Tapi di rumah Ida sudah dibangun kamar mandi di dalam rumah, sehingga walau ada kamar mandi di belakang tadi pagi semua tamu bisa menggunakan kamar mandi di dalam rumah maupun di belakang.
“Loh Neng sudah bangun?” kata Ida yang sibuk masak sarapan yang kesiangan tentu, karena yang mau sarapan juga belum bangun.
“Sudah Bu, ada yang bisa saya bantu?” kata Lingga.
“Enggak perlu Neng, nggak apa-apa,” balas Ida.
“Jangan lah Bu. Ibu masak dalam jumlah banyak kok. Ibu kan masak bukan cuma buat Pak Alkaff dan kak Hessa, tapi juga dengan para pengawal yang dikirim oleh Pak Rudi.”
Sejak pagi bahkan Ida sudah membuatkan kopi untuk para pengawal yang disiapkan Rudi, karena tentu saja mereka tidak ada yang pulang. Mereka menjaga di depan rumah. Memang begitu mereka sampai di teras rumah mereka tidur di bale samping rumah, jadi pagi-pagi Ida juga sudah membuatkan mie untuk sarapan mereka di samping.
Ida bahkan sangat terbantu, pagi-pagi mereka ada yang membantu belanja semua keperluan dapur. Pagi ini Ida tak perlu keluar membeli sayuran dan ikan.

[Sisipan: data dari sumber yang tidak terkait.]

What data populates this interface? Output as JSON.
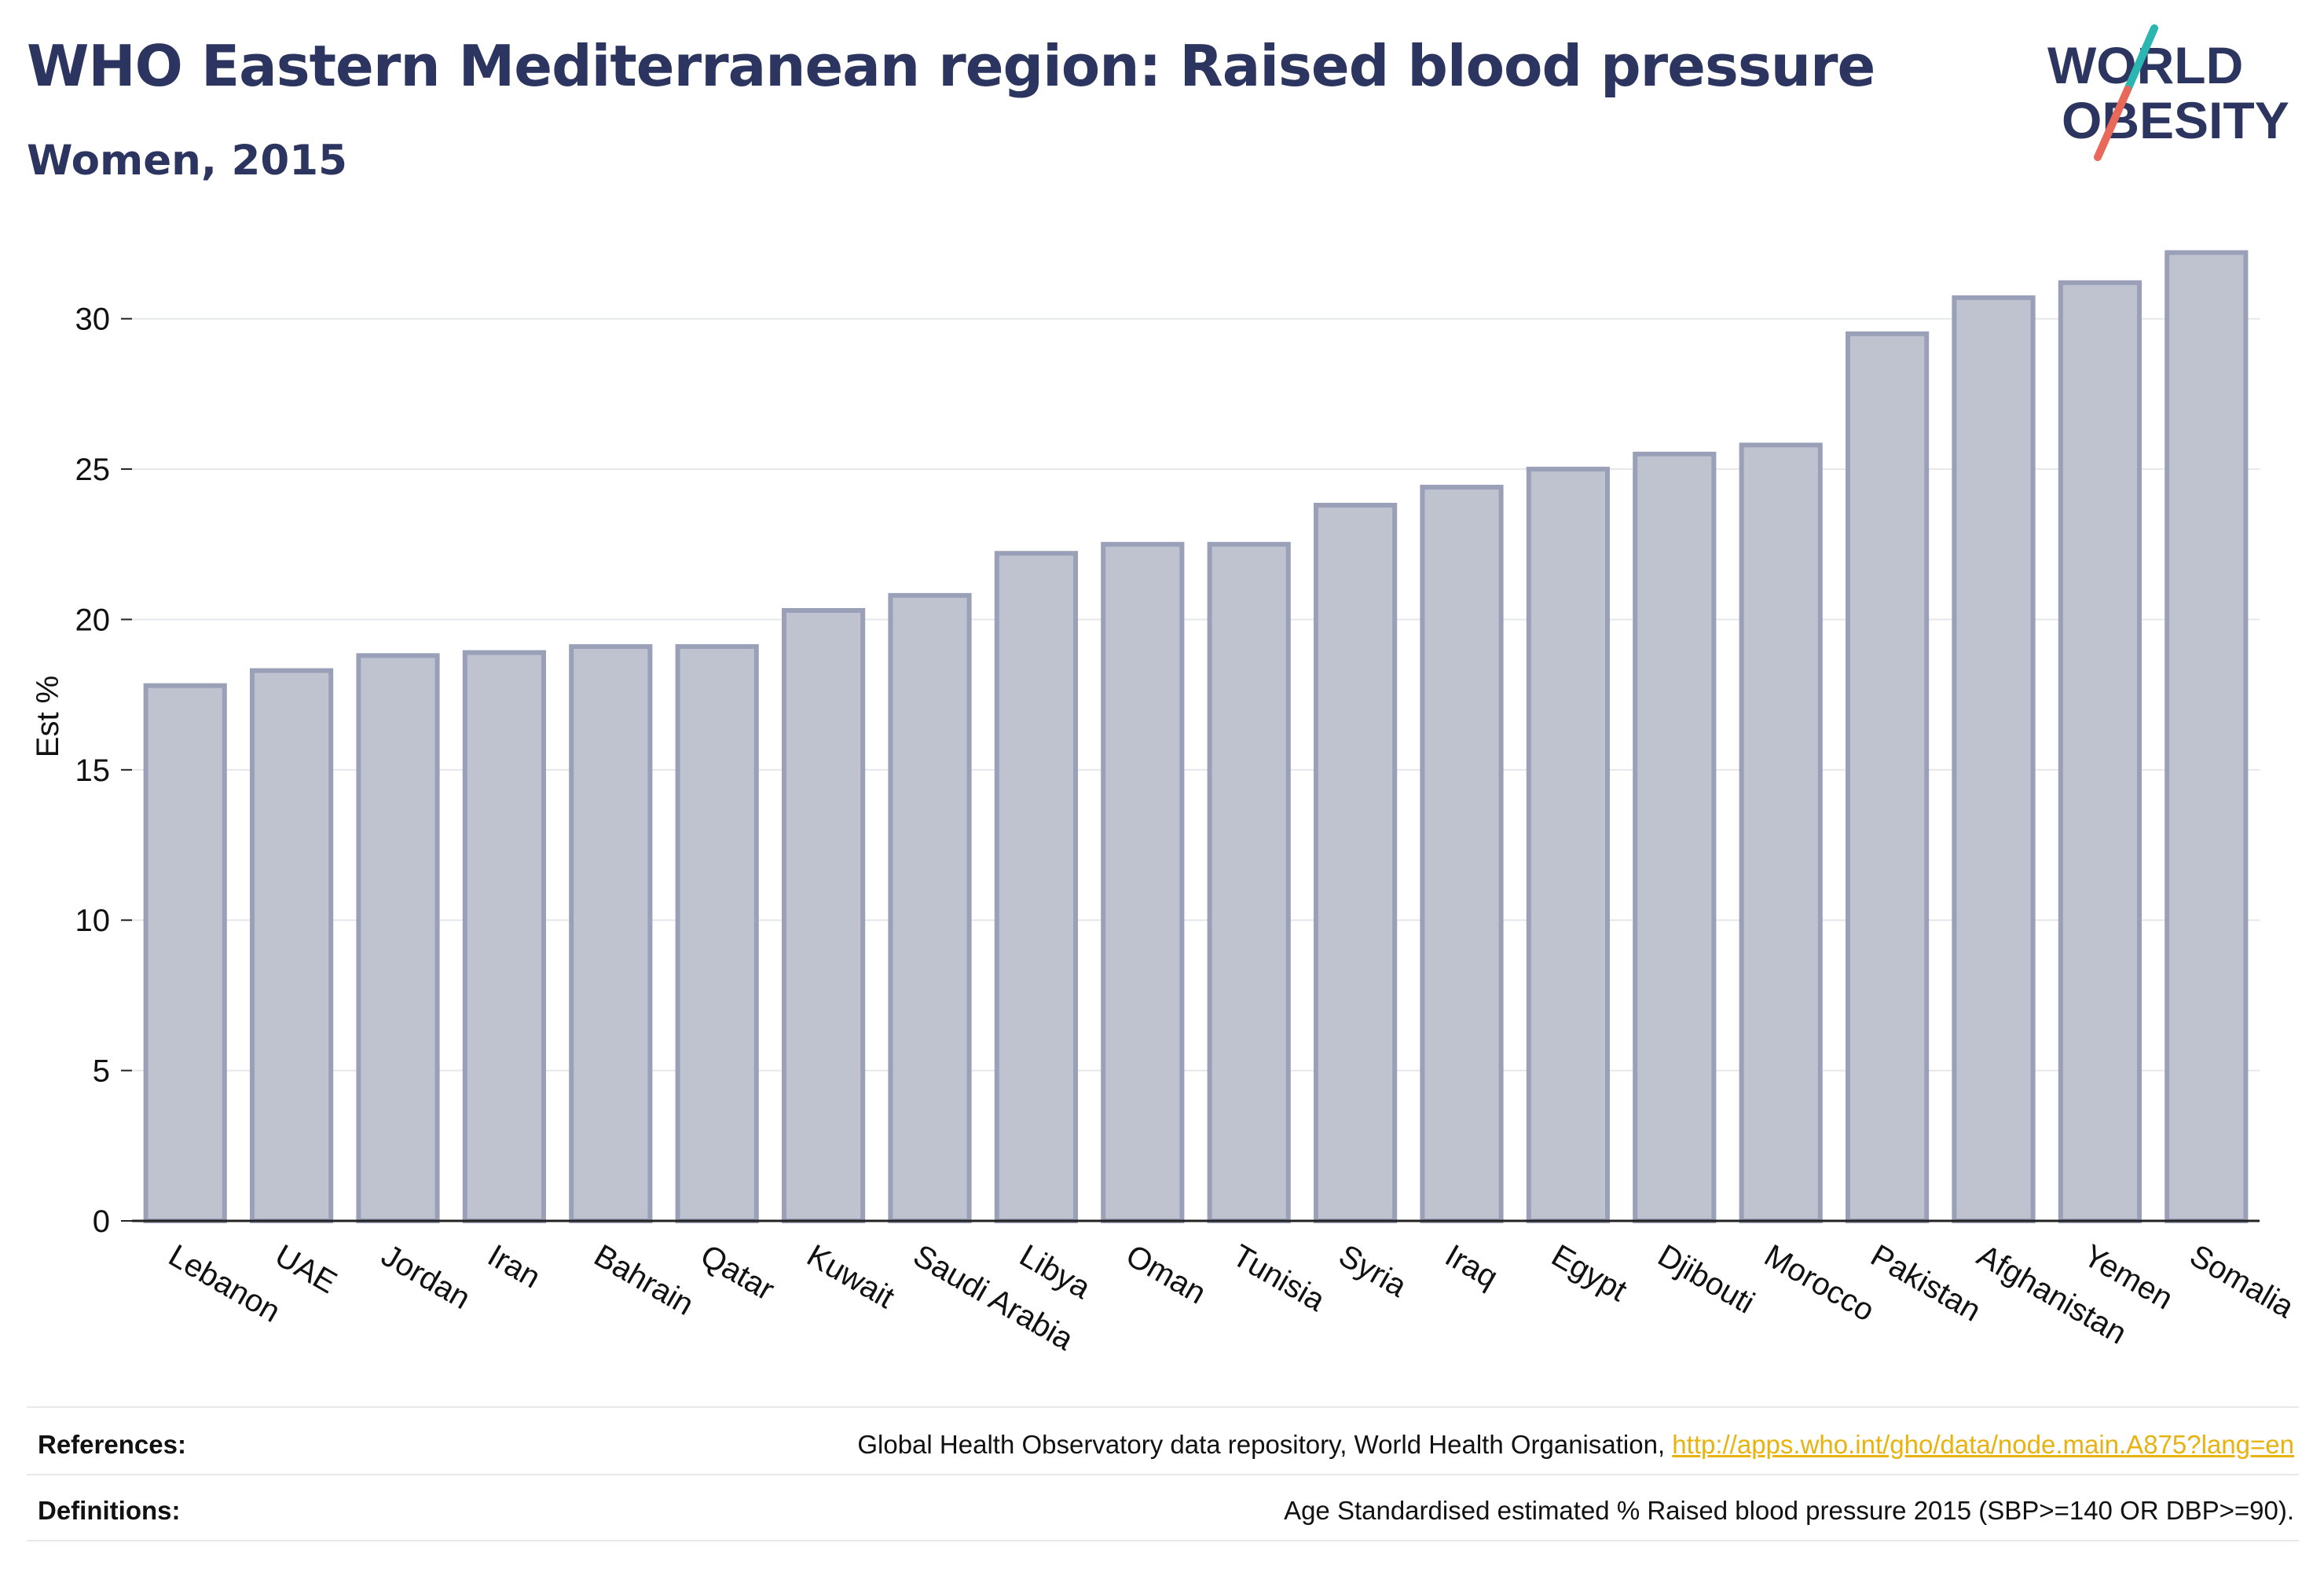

“Bibik nggak masak banyak kok. Kamu juga nggak perlu panggil ibu, panggil bibik saja. Bibik hanya masak nasi dan ikan saja. Ikannya ada yang digoreng biasa, dan ada yang di beri sambal bumbu kuning. Tinggal campur saja karena di sini bumbu kuning atau bumbu merah tinggal beli.”
“Ya sudah saya bersihkan ikannya ya Bu eh Bik,” kata Lingga. Lingga lupa bahwa selama ini dia benci dapur, dia benci masak setelah ibunya meninggal.
≈≈≈≈≈
“Ada yang perlu aku bantu Bik?” tanya Hessa. Dia sudah bangun, dan ada handuk di lehernya. Rupanya dia ingin langsung mandi.
“Sudah kamu langsung mandi saja sana, biar Bibik nggak pingsan dengan baumu,” goda Ida.
“Aku baunya harum lho Bik, jangan ngeledek,” jawab Hessa.
“Itu kopimu sudah ada, kalau kamu mau minum kopi dulu sebelum ke kamar mandi,” ucap Ida yang cukup tahu kebiasaan adik ipar momongannya.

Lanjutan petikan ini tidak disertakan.